Ciao Fabio, bellissima risposta, approfitto della tua pazienza e della tua competenza per porti queste domande non so sino a che punto legittime e utili alla discussione:
la diffusione delle leggi e delle ricerche che guidano la ricerca scientifica influenzano la formazionme culturale e educativa. Ma l'importanza riservata alla fisica quantistica è notevolmente minore rispetto a quella deterministica. Ne consegue che si prende per vero ciò che è falso, cioé il nostro modo di adattarci alla realtà e guidato da una visione deterministica, quando invece l'essenza dell'universo è indeterministica?
L'altra domanda: ma cosa vuol dire "L'unità di misura del ciclo precessionale, insomma non andava bene", ma come, non è stato possibile trovare un altra unità di misura per evitare l'intervento di questi "aggiustamenti convenzionali"?.
Ti ringrazio.

fabio painnet blade ha detto...

La storia dell'astronomia è storia di aggiustamenti e di approssimazioni.
Gli anni bisestili non servono forse ad aggiustare qualcosa?
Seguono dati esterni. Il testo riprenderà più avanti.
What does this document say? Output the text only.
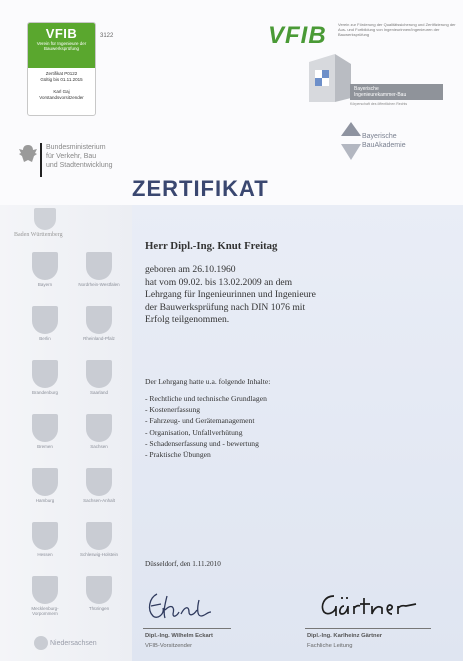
VFIB
Verein für Ingenieure der Bauwerksprüfung
Zertifikat P0122
Gültig bis 01.11.2015
Karl Gaj
Vorstandsvorsitzender
3122	VFIB	Verein zur Förderung der Qualitätssicherung und Zertifizierung der Aus- und Fortbildung von Ingenieurinnen/Ingenieuren der Bauwerksprüfung
Bayerische
Ingenieurekammer-Bau
Körperschaft des öffentlichen Rechts
Bayerische
BauAkademie
Bundesministerium
für Verkehr, Bau
und Stadtentwicklung
ZERTIFIKAT
Baden Württemberg
Bayern	Nordrhein-Westfalen
Berlin	Rheinland-Pfalz
Brandenburg	Saarland
Bremen	Sachsen
Hamburg	Sachsen-Anhalt
Hessen	Schleswig-Holstein
Mecklenburg-Vorpommern
Thüringen
Niedersachsen
Herr Dipl.-Ing. Knut Freitag
geboren am 26.10.1960
hat vom 09.02. bis 13.02.2009 an dem
Lehrgang für Ingenieurinnen und Ingenieure
der Bauwerksprüfung nach DIN 1076 mit
Erfolg teilgenommen.
Der Lehrgang hatte u.a. folgende Inhalte:
- Rechtliche und technische Grundlagen
- Kostenerfassung
- Fahrzeug- und Gerätemanagement
- Organisation, Unfallverhütung
- Schadenserfassung und - bewertung
- Praktische Übungen
Düsseldorf, den 1.11.2010
Dipl.-Ing. Wilhelm Eckart
VFIB-Vorsitzender
Dipl.-Ing. Karlheinz Gärtner
Fachliche Leitung
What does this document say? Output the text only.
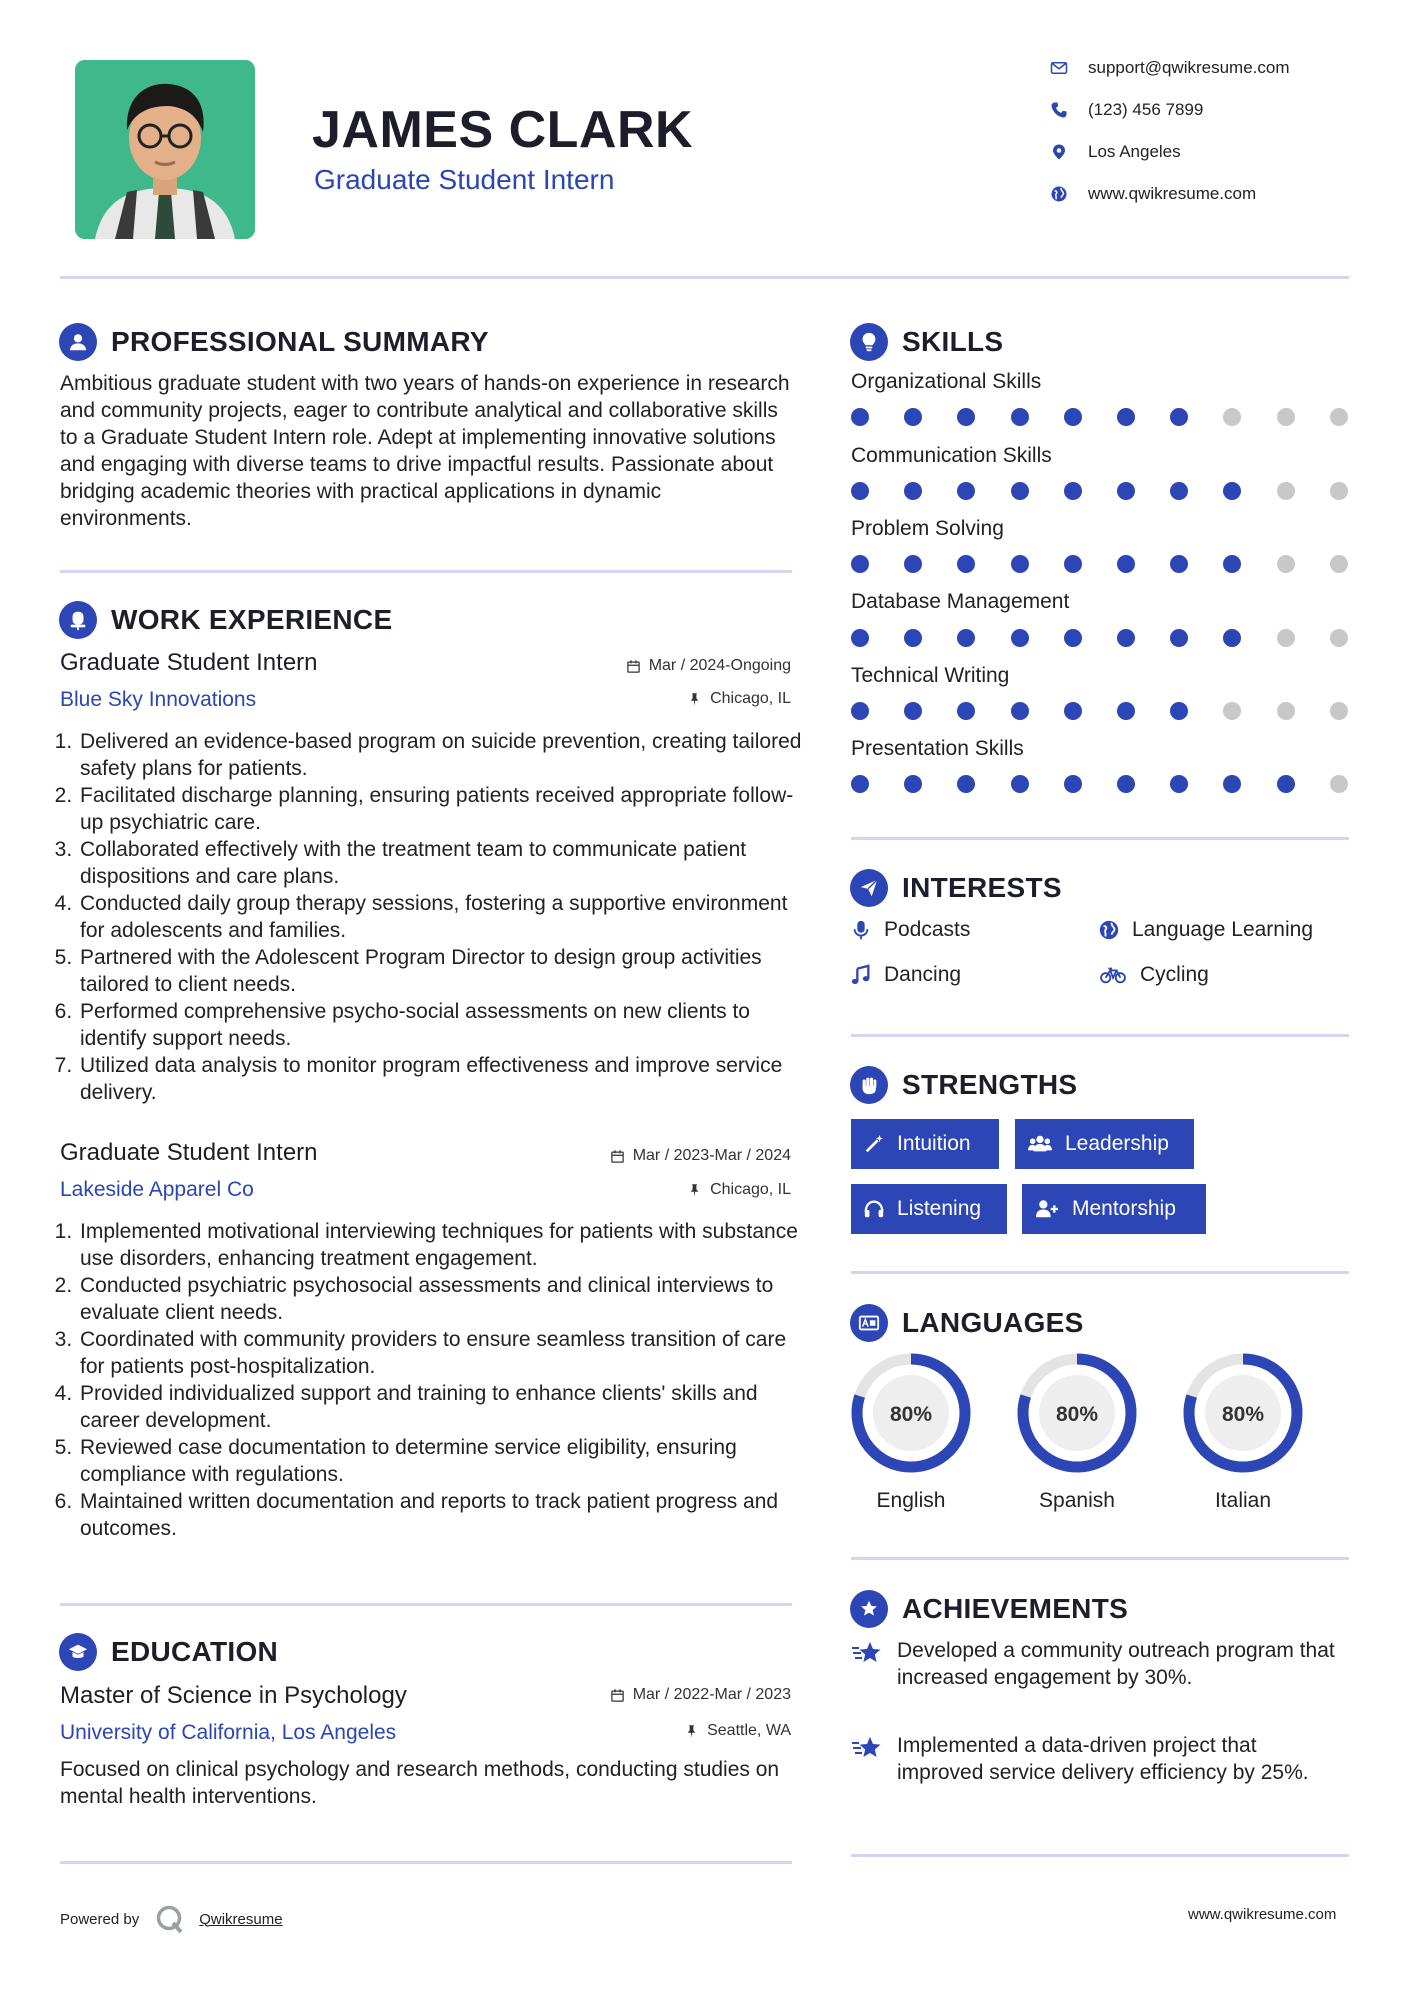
JAMES CLARK
Graduate Student Intern
support@qwikresume.com
(123) 456 7899
Los Angeles
www.qwikresume.com
PROFESSIONAL SUMMARY
Ambitious graduate student with two years of hands-on experience in research and community projects, eager to contribute analytical and collaborative skills to a Graduate Student Intern role. Adept at implementing innovative solutions and engaging with diverse teams to drive impactful results. Passionate about bridging academic theories with practical applications in dynamic environments.
WORK EXPERIENCE
Graduate Student Intern	Mar / 2024-Ongoing
Blue Sky Innovations	Chicago, IL
1. Delivered an evidence-based program on suicide prevention, creating tailored safety plans for patients.
2. Facilitated discharge planning, ensuring patients received appropriate follow-up psychiatric care.
3. Collaborated effectively with the treatment team to communicate patient dispositions and care plans.
4. Conducted daily group therapy sessions, fostering a supportive environment for adolescents and families.
5. Partnered with the Adolescent Program Director to design group activities tailored to client needs.
6. Performed comprehensive psycho-social assessments on new clients to identify support needs.
7. Utilized data analysis to monitor program effectiveness and improve service delivery.
Graduate Student Intern	Mar / 2023-Mar / 2024
Lakeside Apparel Co	Chicago, IL
1. Implemented motivational interviewing techniques for patients with substance use disorders, enhancing treatment engagement.
2. Conducted psychiatric psychosocial assessments and clinical interviews to evaluate client needs.
3. Coordinated with community providers to ensure seamless transition of care for patients post-hospitalization.
4. Provided individualized support and training to enhance clients' skills and career development.
5. Reviewed case documentation to determine service eligibility, ensuring compliance with regulations.
6. Maintained written documentation and reports to track patient progress and outcomes.
EDUCATION
Master of Science in Psychology	Mar / 2022-Mar / 2023
University of California, Los Angeles	Seattle, WA
Focused on clinical psychology and research methods, conducting studies on mental health interventions.
SKILLS
Organizational Skills
Communication Skills
Problem Solving
Database Management
Technical Writing
Presentation Skills
INTERESTS
Podcasts	Language Learning
Dancing	Cycling
STRENGTHS
Intuition	Leadership
Listening	Mentorship
LANGUAGES
80%
English
80%
Spanish
80%
Italian
ACHIEVEMENTS
Developed a community outreach program that increased engagement by 30%.
Implemented a data-driven project that improved service delivery efficiency by 25%.
Powered by	Qwikresume	www.qwikresume.com
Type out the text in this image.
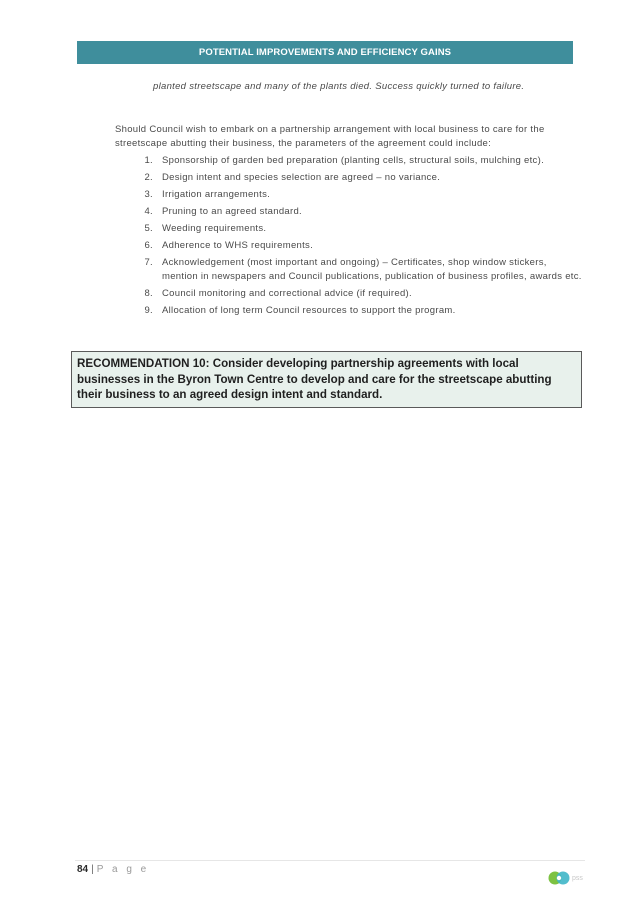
POTENTIAL IMPROVEMENTS AND EFFICIENCY GAINS

planted streetscape and many of the plants died. Success quickly turned to failure.

Should Council wish to embark on a partnership arrangement with local business to care for the streetscape abutting their business, the parameters of the agreement could include:

1. Sponsorship of garden bed preparation (planting cells, structural soils, mulching etc).
2. Design intent and species selection are agreed – no variance.
3. Irrigation arrangements.
4. Pruning to an agreed standard.
5. Weeding requirements.
6. Adherence to WHS requirements.
7. Acknowledgement (most important and ongoing) – Certificates, shop window stickers, mention in newspapers and Council publications, publication of business profiles, awards etc.
8. Council monitoring and correctional advice (if required).
9. Allocation of long term Council resources to support the program.
RECOMMENDATION 10: Consider developing partnership agreements with local businesses in the Byron Town Centre to develop and care for the streetscape abutting their business to an agreed design intent and standard.
84 | P a g e
pss
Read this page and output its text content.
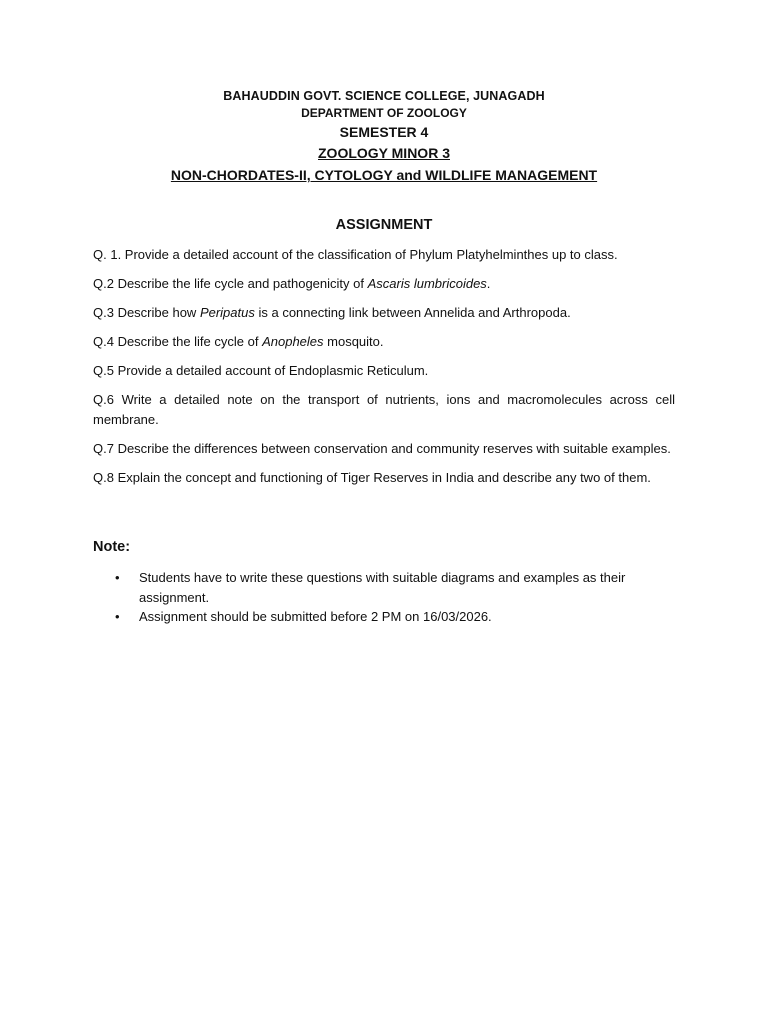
BAHAUDDIN GOVT. SCIENCE COLLEGE, JUNAGADH
DEPARTMENT OF ZOOLOGY
SEMESTER 4
ZOOLOGY MINOR 3
NON-CHORDATES-II, CYTOLOGY and WILDLIFE MANAGEMENT
ASSIGNMENT

Q. 1. Provide a detailed account of the classification of Phylum Platyhelminthes up to class.

Q.2 Describe the life cycle and pathogenicity of Ascaris lumbricoides.

Q.3 Describe how Peripatus is a connecting link between Annelida and Arthropoda.

Q.4 Describe the life cycle of Anopheles mosquito.

Q.5 Provide a detailed account of Endoplasmic Reticulum.

Q.6 Write a detailed note on the transport of nutrients, ions and macromolecules across cell membrane.

Q.7 Describe the differences between conservation and community reserves with suitable examples.

Q.8 Explain the concept and functioning of Tiger Reserves in India and describe any two of them.

Note:
• Students have to write these questions with suitable diagrams and examples as their assignment.
• Assignment should be submitted before 2 PM on 16/03/2026.
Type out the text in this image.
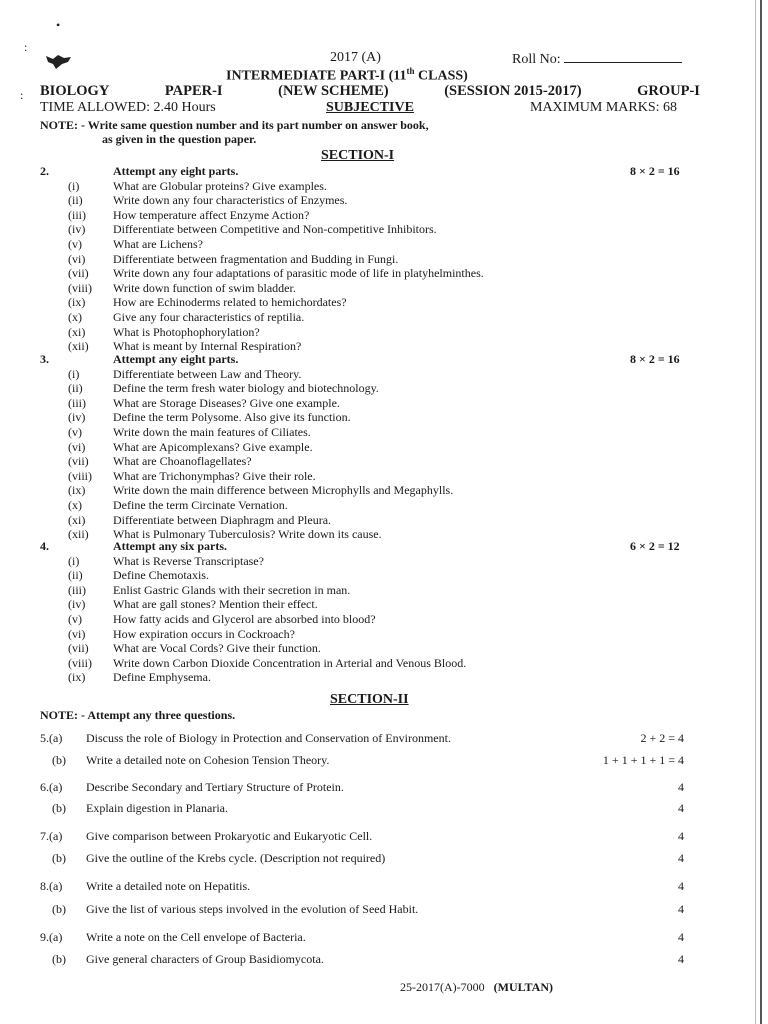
•
:
:
2017 (A)	Roll No:
INTERMEDIATE PART-I (11th CLASS)
BIOLOGY	PAPER-I	(NEW SCHEME)	(SESSION 2015-2017)	GROUP-I
TIME ALLOWED: 2.40 Hours	SUBJECTIVE	MAXIMUM MARKS: 68
NOTE: - Write same question number and its part number on answer book,
as given in the question paper.
SECTION-I
2.	Attempt any eight parts.	8 × 2 = 16
(i)	What are Globular proteins? Give examples.
(ii)	Write down any four characteristics of Enzymes.
(iii)	How temperature affect Enzyme Action?
(iv)	Differentiate between Competitive and Non-competitive Inhibitors.
(v)	What are Lichens?
(vi)	Differentiate between fragmentation and Budding in Fungi.
(vii)	Write down any four adaptations of parasitic mode of life in platyhelminthes.
(viii)	Write down function of swim bladder.
(ix)	How are Echinoderms related to hemichordates?
(x)	Give any four characteristics of reptilia.
(xi)	What is Photophophorylation?
(xii)	What is meant by Internal Respiration?
3.	Attempt any eight parts.	8 × 2 = 16
(i)	Differentiate between Law and Theory.
(ii)	Define the term fresh water biology and biotechnology.
(iii)	What are Storage Diseases? Give one example.
(iv)	Define the term Polysome. Also give its function.
(v)	Write down the main features of Ciliates.
(vi)	What are Apicomplexans? Give example.
(vii)	What are Choanoflagellates?
(viii)	What are Trichonymphas? Give their role.
(ix)	Write down the main difference between Microphylls and Megaphylls.
(x)	Define the term Circinate Vernation.
(xi)	Differentiate between Diaphragm and Pleura.
(xii)	What is Pulmonary Tuberculosis? Write down its cause.
4.	Attempt any six parts.	6 × 2 = 12
(i)	What is Reverse Transcriptase?
(ii)	Define Chemotaxis.
(iii)	Enlist Gastric Glands with their secretion in man.
(iv)	What are gall stones? Mention their effect.
(v)	How fatty acids and Glycerol are absorbed into blood?
(vi)	How expiration occurs in Cockroach?
(vii)	What are Vocal Cords? Give their function.
(viii)	Write down Carbon Dioxide Concentration in Arterial and Venous Blood.
(ix)	Define Emphysema.
SECTION-II
NOTE: - Attempt any three questions.
5.(a) Discuss the role of Biology in Protection and Conservation of Environment.	2 + 2 = 4
(b) Write a detailed note on Cohesion Tension Theory.	1 + 1 + 1 + 1 = 4
6.(a) Describe Secondary and Tertiary Structure of Protein.	4
(b) Explain digestion in Planaria.	4
7.(a) Give comparison between Prokaryotic and Eukaryotic Cell.	4
(b) Give the outline of the Krebs cycle. (Description not required)	4
8.(a) Write a detailed note on Hepatitis.	4
(b) Give the list of various steps involved in the evolution of Seed Habit.	4
9.(a) Write a note on the Cell envelope of Bacteria.	4
(b) Give general characters of Group Basidiomycota.	4
25-2017(A)-7000 (MULTAN)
Non è mica che ogni quattro anni una vibrazione dell'asse terrestre rallenta per 24 ore. E le ventiquattr'ore non sono forse un'approzzimazione di 23h 56' 4''? Noi tutti facciamo uso di queste approssimazioni, le ricordiamo e le trascriviamo continuamente ma nessun astronomo si sogna di dire che siamo ignoranti in matematica. Scrivo questo perché il mio 'amico' Piergi sostiene che siccome gli ebrei approssimavano il Pi Greco con tre e il 71,458... col 72, non sapevano una cippa di matematica. Allora @Alfonso, mi lascio trascinare volentieri in questo off-topic fuori programma.

fabio painnet blade ha detto...

'NOn andava bene' significava che le stelle, trascorsi millenni, non tornavano al proprio posto, finché si sono accorti che questo succedeva ogni tre cicli precessionali, da quel momento debbono aver utilizzato il ciclo precessionale come noi usiamo i regoli.